Pour Viviane Fitzpatrick, qui travaille dans une association, son vote marque surtout son opposition à un parti plutôt qu’un ralliement. «C’est un affreux bazar depuis des années», explique cette femme de 49 ans après avoir voté dans la capitale.

Soulignant l’importance de l’écologie, elle espère aussi, comme une large majorité d’Irlandais, que le prochain gouvernement se concentrera sur des questions comme le logement et la santé.

Dans les faits, les chances de voir le Sinn Fein accéder au pouvoir à l’issue de ces élections sont extrêmement faibles. Le parti nationaliste de gauche ne présente que 42 candidats pour 160 sièges de députés.

De plus, Fine Gael comme Fianna Fail excluent toute alliance avec ce parti au passé sulfureux en raison ses liens avec l’IRA, organisation paramilitaire opposée à la présence britannique en Irlande du Nord.

Le chef du du Fianna Fail, Micheal Martin, s’est dit «confiant», en votant à Cork (sud). «Nous avons une obligation envers le peuple de travailler aussi dur que nous le pouvons pour faire en sorte qu’il y ait un gouvernement en ordre de marche après cette élection», a-t-il déclaré.

Souvenir des «Troubles»

Leo Varadkar s’est vu reprocher d’avoir fait campagne davantage sur le Brexit que sur les préoccupations des électeurs.
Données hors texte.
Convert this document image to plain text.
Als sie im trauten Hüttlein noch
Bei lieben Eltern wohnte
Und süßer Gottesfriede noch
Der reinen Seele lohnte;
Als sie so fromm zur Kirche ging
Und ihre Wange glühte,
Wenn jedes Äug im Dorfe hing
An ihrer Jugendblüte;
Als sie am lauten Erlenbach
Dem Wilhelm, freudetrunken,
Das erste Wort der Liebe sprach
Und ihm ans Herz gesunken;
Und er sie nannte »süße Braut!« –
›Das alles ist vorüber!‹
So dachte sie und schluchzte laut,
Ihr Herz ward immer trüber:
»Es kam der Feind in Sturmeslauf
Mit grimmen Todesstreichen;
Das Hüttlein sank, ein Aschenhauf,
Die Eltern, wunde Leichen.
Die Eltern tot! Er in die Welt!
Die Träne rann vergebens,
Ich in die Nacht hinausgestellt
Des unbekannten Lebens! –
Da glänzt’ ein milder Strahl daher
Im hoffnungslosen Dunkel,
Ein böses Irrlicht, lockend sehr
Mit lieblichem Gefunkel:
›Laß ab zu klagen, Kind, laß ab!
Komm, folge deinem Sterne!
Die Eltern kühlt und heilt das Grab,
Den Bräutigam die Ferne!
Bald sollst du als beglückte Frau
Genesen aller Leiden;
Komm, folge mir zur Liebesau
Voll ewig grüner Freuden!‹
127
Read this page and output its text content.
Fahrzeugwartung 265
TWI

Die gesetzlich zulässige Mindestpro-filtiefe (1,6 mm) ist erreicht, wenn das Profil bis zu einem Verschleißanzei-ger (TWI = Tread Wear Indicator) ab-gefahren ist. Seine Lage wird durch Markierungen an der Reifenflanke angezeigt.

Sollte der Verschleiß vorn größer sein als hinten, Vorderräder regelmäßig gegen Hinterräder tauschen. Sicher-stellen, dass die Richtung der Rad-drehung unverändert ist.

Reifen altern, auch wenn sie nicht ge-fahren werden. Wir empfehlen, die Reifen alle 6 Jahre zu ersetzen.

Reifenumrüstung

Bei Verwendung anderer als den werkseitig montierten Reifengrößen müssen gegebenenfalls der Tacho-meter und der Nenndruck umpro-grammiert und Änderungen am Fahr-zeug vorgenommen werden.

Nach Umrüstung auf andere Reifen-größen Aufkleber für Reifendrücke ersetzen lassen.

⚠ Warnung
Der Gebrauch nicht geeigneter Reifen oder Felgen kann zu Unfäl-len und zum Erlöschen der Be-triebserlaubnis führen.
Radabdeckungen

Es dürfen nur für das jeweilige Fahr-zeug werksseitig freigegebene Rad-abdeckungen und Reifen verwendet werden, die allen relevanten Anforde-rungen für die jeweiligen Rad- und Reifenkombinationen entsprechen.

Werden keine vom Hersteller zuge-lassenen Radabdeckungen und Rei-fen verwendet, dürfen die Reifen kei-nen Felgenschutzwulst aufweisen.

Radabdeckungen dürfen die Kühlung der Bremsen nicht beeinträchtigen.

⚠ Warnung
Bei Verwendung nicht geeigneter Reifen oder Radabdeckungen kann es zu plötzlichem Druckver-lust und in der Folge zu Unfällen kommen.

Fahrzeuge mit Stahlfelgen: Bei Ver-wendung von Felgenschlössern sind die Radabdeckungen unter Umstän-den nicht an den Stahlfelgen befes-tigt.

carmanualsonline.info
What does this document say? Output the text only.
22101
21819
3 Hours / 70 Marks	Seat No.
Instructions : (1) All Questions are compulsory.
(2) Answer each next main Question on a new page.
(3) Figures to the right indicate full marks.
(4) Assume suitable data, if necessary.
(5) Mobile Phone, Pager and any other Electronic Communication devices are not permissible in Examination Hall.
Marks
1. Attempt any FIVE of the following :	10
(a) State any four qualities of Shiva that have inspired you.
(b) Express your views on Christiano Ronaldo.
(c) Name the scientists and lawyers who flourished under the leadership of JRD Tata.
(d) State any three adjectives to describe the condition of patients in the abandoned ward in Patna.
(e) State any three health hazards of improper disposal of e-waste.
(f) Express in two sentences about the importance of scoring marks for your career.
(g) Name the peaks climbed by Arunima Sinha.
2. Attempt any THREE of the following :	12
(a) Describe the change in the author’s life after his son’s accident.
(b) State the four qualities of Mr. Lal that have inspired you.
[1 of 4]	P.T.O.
Une semaine après la sortie du Royaume-Uni de l’Union européenne le 31 janvier, l’Irlande et ses 4,9 millions d’habitants se trouvent en première ligne. Il s’agit du seul pays de l’UE à partager une frontière terrestre avec le voisin britannique, et les liens économiques entre les deux pays sont étroits.

Des discussions commerciales avec l’UE approchent, aux conséquences considérables sur les échanges sur l’île d’Irlande. Leo Varadkar a mis en avant son rôle dans la mise au point d’une solution évitant le retour à une frontière physique entre les deux Irlande.
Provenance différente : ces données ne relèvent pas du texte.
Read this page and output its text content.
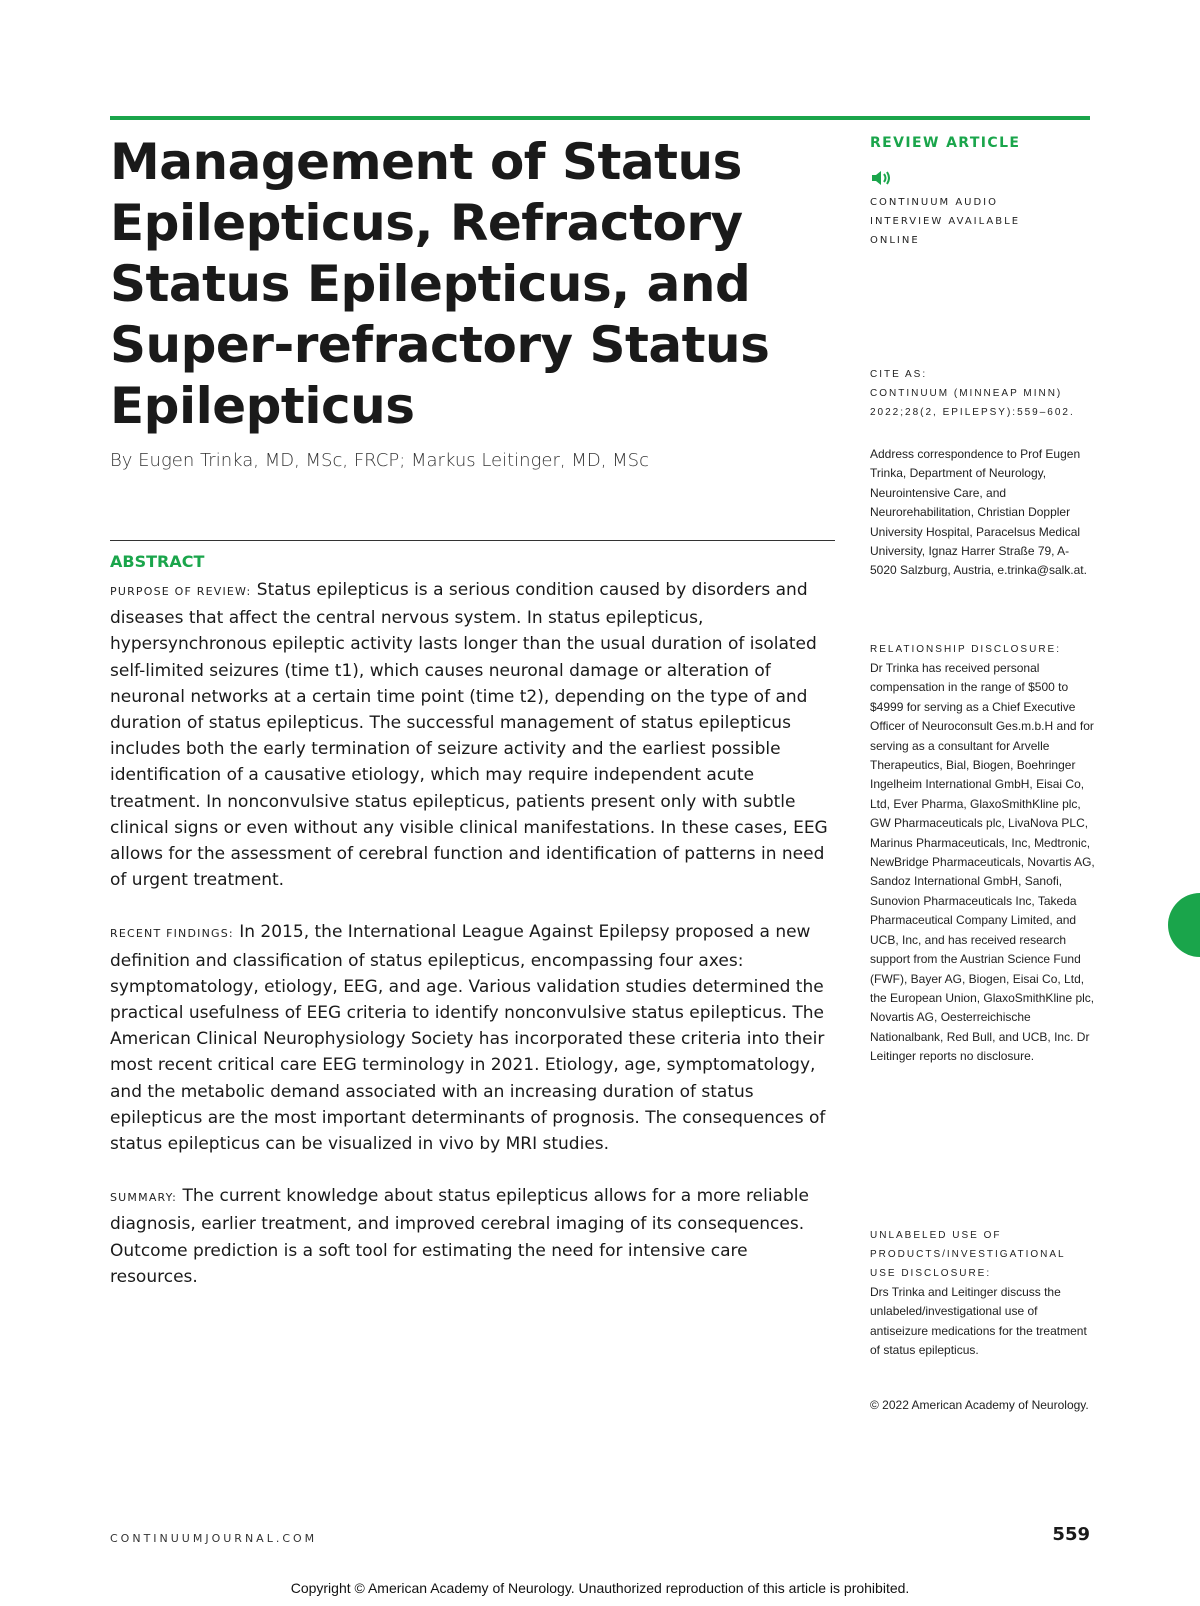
Management of Status Epilepticus, Refractory Status Epilepticus, and Super-refractory Status Epilepticus
By Eugen Trinka, MD, MSc, FRCP; Markus Leitinger, MD, MSc
ABSTRACT

PURPOSE OF REVIEW: Status epilepticus is a serious condition caused by disorders and diseases that affect the central nervous system. In status epilepticus, hypersynchronous epileptic activity lasts longer than the usual duration of isolated self-limited seizures (time t1), which causes neuronal damage or alteration of neuronal networks at a certain time point (time t2), depending on the type of and duration of status epilepticus. The successful management of status epilepticus includes both the early termination of seizure activity and the earliest possible identification of a causative etiology, which may require independent acute treatment. In nonconvulsive status epilepticus, patients present only with subtle clinical signs or even without any visible clinical manifestations. In these cases, EEG allows for the assessment of cerebral function and identification of patterns in need of urgent treatment.

RECENT FINDINGS: In 2015, the International League Against Epilepsy proposed a new definition and classification of status epilepticus, encompassing four axes: symptomatology, etiology, EEG, and age. Various validation studies determined the practical usefulness of EEG criteria to identify nonconvulsive status epilepticus. The American Clinical Neurophysiology Society has incorporated these criteria into their most recent critical care EEG terminology in 2021. Etiology, age, symptomatology, and the metabolic demand associated with an increasing duration of status epilepticus are the most important determinants of prognosis. The consequences of status epilepticus can be visualized in vivo by MRI studies.

SUMMARY: The current knowledge about status epilepticus allows for a more reliable diagnosis, earlier treatment, and improved cerebral imaging of its consequences. Outcome prediction is a soft tool for estimating the need for intensive care resources.

REVIEW ARTICLE
CONTINUUM AUDIO
INTERVIEW AVAILABLE
ONLINE
CITE AS:
CONTINUUM (MINNEAP MINN)
2022;28(2, EPILEPSY):559–602.
Address correspondence to Prof Eugen Trinka, Department of Neurology, Neurointensive Care, and Neurorehabilitation, Christian Doppler University Hospital, Paracelsus Medical University, Ignaz Harrer Straße 79, A-5020 Salzburg, Austria, e.trinka@salk.at.
RELATIONSHIP DISCLOSURE:
Dr Trinka has received personal compensation in the range of $500 to $4999 for serving as a Chief Executive Officer of Neuroconsult Ges.m.b.H and for serving as a consultant for Arvelle Therapeutics, Bial, Biogen, Boehringer Ingelheim International GmbH, Eisai Co, Ltd, Ever Pharma, GlaxoSmithKline plc, GW Pharmaceuticals plc, LivaNova PLC, Marinus Pharmaceuticals, Inc, Medtronic, NewBridge Pharmaceuticals, Novartis AG, Sandoz International GmbH, Sanofi, Sunovion Pharmaceuticals Inc, Takeda Pharmaceutical Company Limited, and UCB, Inc, and has received research support from the Austrian Science Fund (FWF), Bayer AG, Biogen, Eisai Co, Ltd, the European Union, GlaxoSmithKline plc, Novartis AG, Oesterreichische Nationalbank, Red Bull, and UCB, Inc. Dr Leitinger reports no disclosure.
UNLABELED USE OF PRODUCTS/INVESTIGATIONAL USE DISCLOSURE:
Drs Trinka and Leitinger discuss the unlabeled/investigational use of antiseizure medications for the treatment of status epilepticus.
© 2022 American Academy of Neurology.
CONTINUUMJOURNAL.COM	559
Copyright © American Academy of Neurology. Unauthorized reproduction of this article is prohibited.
Cette question, l’une des plus épineuses de l’accord de divorce entre Londres et Bruxelles, a fait resurgir le souvenir des trois décennies des «Troubles» en Ulster, province britannique, entre républicains (majoritairement catholiques) et unionistes (surtout protestants), qui ont fait 3.500 morts.

Environ 3,3 millions d’électeurs sont appelés aux urnes. Ouverts depuis 07H00 (locales et GMT) les bureaux de vote ferment à 22H00, heure à laquelle sera publié un sondage sortie des urnes.
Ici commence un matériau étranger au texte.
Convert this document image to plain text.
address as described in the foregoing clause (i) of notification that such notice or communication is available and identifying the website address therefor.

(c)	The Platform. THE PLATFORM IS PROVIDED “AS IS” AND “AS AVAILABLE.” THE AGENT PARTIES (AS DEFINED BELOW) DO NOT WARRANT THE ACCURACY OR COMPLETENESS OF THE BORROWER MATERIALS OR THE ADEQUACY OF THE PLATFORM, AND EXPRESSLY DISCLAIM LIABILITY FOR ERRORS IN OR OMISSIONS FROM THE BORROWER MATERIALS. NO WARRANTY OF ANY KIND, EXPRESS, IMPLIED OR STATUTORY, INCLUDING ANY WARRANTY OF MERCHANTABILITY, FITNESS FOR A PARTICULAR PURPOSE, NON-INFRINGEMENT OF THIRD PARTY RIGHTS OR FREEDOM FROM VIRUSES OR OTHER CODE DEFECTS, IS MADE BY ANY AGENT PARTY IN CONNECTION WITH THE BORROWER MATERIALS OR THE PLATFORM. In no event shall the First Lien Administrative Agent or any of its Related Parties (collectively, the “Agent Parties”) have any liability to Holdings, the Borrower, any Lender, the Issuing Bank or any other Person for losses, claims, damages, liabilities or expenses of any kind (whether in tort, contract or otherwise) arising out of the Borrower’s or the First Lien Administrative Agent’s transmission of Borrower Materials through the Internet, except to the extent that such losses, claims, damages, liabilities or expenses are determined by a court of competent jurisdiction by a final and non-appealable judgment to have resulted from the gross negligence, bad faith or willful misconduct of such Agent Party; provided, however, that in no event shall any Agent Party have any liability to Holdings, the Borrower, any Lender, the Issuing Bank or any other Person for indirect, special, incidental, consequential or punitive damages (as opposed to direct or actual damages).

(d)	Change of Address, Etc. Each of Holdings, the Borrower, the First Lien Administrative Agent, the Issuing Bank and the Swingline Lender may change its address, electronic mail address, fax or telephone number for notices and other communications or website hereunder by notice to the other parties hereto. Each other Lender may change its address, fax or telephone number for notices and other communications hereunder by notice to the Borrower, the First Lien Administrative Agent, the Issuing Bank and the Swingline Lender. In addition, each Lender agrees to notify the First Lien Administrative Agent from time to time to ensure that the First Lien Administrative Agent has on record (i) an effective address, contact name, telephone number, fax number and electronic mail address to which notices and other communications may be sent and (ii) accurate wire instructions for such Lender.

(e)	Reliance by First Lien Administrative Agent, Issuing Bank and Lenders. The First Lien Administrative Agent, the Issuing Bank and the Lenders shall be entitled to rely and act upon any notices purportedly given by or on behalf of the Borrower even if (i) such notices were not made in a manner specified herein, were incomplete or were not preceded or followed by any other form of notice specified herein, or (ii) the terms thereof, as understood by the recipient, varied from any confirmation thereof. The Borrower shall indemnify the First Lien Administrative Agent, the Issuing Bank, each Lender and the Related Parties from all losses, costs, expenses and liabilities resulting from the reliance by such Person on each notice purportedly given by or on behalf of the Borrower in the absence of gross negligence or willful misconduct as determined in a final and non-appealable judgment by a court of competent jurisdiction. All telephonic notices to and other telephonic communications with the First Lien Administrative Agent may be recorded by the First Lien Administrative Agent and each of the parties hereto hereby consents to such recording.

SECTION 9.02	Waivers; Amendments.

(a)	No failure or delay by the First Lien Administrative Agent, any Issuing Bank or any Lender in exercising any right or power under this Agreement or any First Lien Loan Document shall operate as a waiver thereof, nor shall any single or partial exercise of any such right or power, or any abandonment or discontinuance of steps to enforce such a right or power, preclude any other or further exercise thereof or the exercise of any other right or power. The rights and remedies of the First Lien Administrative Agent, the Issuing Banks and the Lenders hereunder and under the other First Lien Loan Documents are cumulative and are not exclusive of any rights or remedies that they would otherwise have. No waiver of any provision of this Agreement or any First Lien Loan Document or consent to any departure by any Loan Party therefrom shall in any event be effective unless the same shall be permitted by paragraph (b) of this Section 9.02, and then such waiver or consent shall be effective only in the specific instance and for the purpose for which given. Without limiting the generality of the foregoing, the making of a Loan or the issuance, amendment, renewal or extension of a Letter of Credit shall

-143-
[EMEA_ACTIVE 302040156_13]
Le décompte ne commencera que dimanche matin, et s’annonce long, notamment du fait du mode de scrutin, très complexe.

Une fois les résultats officiels connus, commenceront les tractations pour former un gouvernement de coalition, à moins qu’un parti ne parvienne à décrocher 80 sièges, scénario hautement improbable.

Après les dernières élections en 2016, il avait fallu 70 jours pour que les deux grands partis s’accordent pour former un gouvernement.